Evaluating Health Span in Preclinical Models of Aging and Disease: Guidelines, Challenges, and Opportunities for Geroscience
- PMID: 27535967
- PMCID: PMC5055649
- DOI: 10.1093/gerona/glw106
Evaluating Health Span in Preclinical Models of Aging and Disease: Guidelines, Challenges, and Opportunities for Geroscience
Abstract
Life extension is no longer considered sufficient evidence of delayed aging in research animals. It must also be demonstrated that a broad swathe of health indicators have been extended. During a retreat of the Geroscience Network, a consortium of basic and clinical aging researchers, potential measures of mouse health were considered for their potential as easily standardized, highly informative metrics.

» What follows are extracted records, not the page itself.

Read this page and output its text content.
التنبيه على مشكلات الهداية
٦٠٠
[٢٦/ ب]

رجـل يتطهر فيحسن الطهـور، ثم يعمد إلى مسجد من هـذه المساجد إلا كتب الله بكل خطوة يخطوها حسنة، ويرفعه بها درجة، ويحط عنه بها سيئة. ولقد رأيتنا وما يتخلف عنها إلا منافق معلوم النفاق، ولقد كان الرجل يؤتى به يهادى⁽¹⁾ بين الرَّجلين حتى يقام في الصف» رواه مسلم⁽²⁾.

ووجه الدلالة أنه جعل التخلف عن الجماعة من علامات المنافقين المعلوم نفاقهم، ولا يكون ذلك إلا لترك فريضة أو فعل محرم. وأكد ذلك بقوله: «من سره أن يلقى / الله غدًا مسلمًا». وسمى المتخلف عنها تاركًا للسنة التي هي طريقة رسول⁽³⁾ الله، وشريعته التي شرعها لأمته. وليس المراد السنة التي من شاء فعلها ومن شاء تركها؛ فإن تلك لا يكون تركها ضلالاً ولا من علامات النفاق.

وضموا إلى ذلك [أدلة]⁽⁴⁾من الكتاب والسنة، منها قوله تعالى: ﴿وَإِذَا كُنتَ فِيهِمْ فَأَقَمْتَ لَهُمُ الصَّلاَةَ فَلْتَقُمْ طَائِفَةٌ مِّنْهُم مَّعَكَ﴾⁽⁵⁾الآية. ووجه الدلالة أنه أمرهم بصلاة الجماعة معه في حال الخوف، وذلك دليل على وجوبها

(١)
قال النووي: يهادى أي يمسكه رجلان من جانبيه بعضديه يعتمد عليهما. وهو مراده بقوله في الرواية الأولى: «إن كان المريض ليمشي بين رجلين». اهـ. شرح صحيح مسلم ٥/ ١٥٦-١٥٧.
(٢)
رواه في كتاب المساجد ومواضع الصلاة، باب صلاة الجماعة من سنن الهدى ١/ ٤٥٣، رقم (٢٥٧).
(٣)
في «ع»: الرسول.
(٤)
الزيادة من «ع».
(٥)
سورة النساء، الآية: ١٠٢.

Major health domains considered were neuromuscular, cognitive, cardiovascular, metabolic, and inflammatory functions as well as body composition and energetics and a multitude of assays interrogating these domains. A particularly sensitive metric of health is the ability to respond to, and recover, from stress. Therefore, the Network also considered stresses of human relevance that could be implemented in mouse models to assess frailty and resilience. Mouse models already exist for responses to forced immobility, cancer chemotherapy, infectious diseases, dietary challenges, and surgical stress, and it was felt that these could be employed to determine whether putative senescence-retarding interventions increased and extended organismal robustness. The Network discussed challenges in modeling age-related human chronic diseases and concluded that more attention needs to be paid to developing disease models with later age of onset, models of co- and multimorbidity, diversifying the strains and sexes commonly used in aging research, and considering additional species.
Keywords: Health span; aging; animal models; longevity.; preclinical studies.
© The Author 2016. Published by Oxford University Press on behalf of The Gerontological Society of America.